La note devrait "clarifier la règle", a indiqué le ministre. "Elle donne un certain nombre de pistes, de guides pour faire ce travail d'échange", a-t-il complété.
Cette CPE admet qu'elle pense "faire le minimum de ce qu'on me demande de faire" car "personnellement et éthiquement, je ne vois pas en quoi le fait de porter ce type de vêtement interfère avec le principe de laïcité", confie-t-elle. Elle poursuit : "Je trouve qu'il faudrait qu'on foute la paix aux filles, à la condition qu'elles ne troublent pas la mission d'éducation de l'école. Dans mon lycée, certaines portent des crop tops, d'autres des abayas et tout se passe bien." (...)"Je pense que c'est une stigmatisation d'une certaine population avec un focus sur les filles", déclare-t-elle.
Anne regrette que l'attention des chefs d'établissement et des équipes pédagogiques doivent se porter sur cette situation lors de cette pré-rentrée alors que "l'énergie devrait être concentrée sur autre chose" selon elle : "Des établissements manquent d'infirmières, d'assistantes sociales, c'est une vraie crise du recrutement..."
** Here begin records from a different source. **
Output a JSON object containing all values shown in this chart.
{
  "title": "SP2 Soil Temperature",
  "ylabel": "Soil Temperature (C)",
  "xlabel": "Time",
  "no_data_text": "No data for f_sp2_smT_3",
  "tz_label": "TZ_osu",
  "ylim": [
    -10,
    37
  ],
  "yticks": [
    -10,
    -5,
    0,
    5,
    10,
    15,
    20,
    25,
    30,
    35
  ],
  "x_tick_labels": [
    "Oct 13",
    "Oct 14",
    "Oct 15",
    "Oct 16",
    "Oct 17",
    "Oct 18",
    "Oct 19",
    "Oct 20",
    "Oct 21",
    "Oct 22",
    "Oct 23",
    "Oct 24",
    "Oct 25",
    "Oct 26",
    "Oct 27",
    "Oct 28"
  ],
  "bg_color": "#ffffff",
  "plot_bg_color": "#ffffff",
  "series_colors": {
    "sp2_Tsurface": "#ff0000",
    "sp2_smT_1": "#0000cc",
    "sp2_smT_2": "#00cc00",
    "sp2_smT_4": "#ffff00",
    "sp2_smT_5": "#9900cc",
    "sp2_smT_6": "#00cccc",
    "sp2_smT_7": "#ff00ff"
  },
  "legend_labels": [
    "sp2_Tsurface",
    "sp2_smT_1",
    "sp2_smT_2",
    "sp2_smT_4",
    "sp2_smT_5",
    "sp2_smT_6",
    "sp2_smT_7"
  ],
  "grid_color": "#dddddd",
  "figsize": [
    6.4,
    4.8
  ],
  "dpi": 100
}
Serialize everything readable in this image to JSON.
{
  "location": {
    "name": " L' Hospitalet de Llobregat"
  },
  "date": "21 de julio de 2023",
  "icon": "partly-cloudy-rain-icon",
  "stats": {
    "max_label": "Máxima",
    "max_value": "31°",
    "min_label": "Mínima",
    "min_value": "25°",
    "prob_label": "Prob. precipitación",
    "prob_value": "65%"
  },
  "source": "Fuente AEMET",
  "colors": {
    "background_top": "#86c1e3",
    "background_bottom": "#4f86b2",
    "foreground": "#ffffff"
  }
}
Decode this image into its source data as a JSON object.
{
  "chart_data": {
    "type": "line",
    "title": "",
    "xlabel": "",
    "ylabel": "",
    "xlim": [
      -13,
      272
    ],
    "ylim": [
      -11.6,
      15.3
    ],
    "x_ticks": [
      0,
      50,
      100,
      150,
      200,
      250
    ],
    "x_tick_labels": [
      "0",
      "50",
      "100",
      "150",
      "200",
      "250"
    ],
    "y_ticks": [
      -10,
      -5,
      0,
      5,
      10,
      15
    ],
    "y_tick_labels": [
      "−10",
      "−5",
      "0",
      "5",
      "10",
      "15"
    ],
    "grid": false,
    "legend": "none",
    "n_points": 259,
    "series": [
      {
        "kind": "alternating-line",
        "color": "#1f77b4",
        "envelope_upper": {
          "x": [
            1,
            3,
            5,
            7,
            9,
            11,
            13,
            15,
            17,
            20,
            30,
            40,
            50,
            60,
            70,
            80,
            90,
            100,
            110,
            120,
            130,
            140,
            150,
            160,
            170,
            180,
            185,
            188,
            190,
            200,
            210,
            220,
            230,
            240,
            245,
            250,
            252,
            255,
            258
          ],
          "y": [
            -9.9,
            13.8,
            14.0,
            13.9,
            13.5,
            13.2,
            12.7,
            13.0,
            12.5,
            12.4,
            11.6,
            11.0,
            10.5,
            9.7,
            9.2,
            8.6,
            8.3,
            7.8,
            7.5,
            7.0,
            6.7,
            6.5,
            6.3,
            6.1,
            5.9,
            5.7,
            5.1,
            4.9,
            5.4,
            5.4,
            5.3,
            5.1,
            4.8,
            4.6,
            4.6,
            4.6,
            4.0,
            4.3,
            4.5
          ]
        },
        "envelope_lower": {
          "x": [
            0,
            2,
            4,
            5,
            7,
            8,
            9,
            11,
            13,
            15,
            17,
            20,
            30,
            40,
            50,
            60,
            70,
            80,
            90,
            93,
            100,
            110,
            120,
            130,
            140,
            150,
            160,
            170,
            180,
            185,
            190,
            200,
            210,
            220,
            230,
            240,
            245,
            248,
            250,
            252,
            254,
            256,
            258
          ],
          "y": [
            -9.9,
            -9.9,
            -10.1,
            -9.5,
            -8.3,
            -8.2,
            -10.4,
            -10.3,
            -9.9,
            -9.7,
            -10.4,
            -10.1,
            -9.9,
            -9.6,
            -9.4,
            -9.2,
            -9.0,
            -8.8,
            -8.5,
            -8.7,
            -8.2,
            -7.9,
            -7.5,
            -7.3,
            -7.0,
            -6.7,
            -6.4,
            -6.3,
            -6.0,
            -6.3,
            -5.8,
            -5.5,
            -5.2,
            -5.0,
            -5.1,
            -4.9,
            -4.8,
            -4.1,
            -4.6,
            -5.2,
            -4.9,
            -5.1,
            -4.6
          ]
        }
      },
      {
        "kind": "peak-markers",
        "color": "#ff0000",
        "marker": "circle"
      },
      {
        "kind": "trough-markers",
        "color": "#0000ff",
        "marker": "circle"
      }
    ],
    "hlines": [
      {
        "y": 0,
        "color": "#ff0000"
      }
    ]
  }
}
Après le voile en 2004, puis le bandeau, c'est donc l'abaya qui est le nouveau symbole des frictions autour de la laïcité à l'école. L'annonce de l'interdiction de l'abaya entre dans la continuité de la loi du 15 mars 2004 interdisant le port de tenues ou signes qui manifestent "ostensiblement une appartenance religieuse". Pour autant, certains qualifient l'abaya de "forme de mode", selon les mots d'Abdallah Zekri, le vice-président du Conseil français du culte musulman (CFCM). "La meilleure manière pour savoir si c'est religieux ou pas, c'est de savoir le sens que donnent à ce vêtement celles qui le portent", a déclaré à l'AFP Haoues Seniguer, maître de conférence à l'IEP de Lyon et spécialiste de l'islamisme.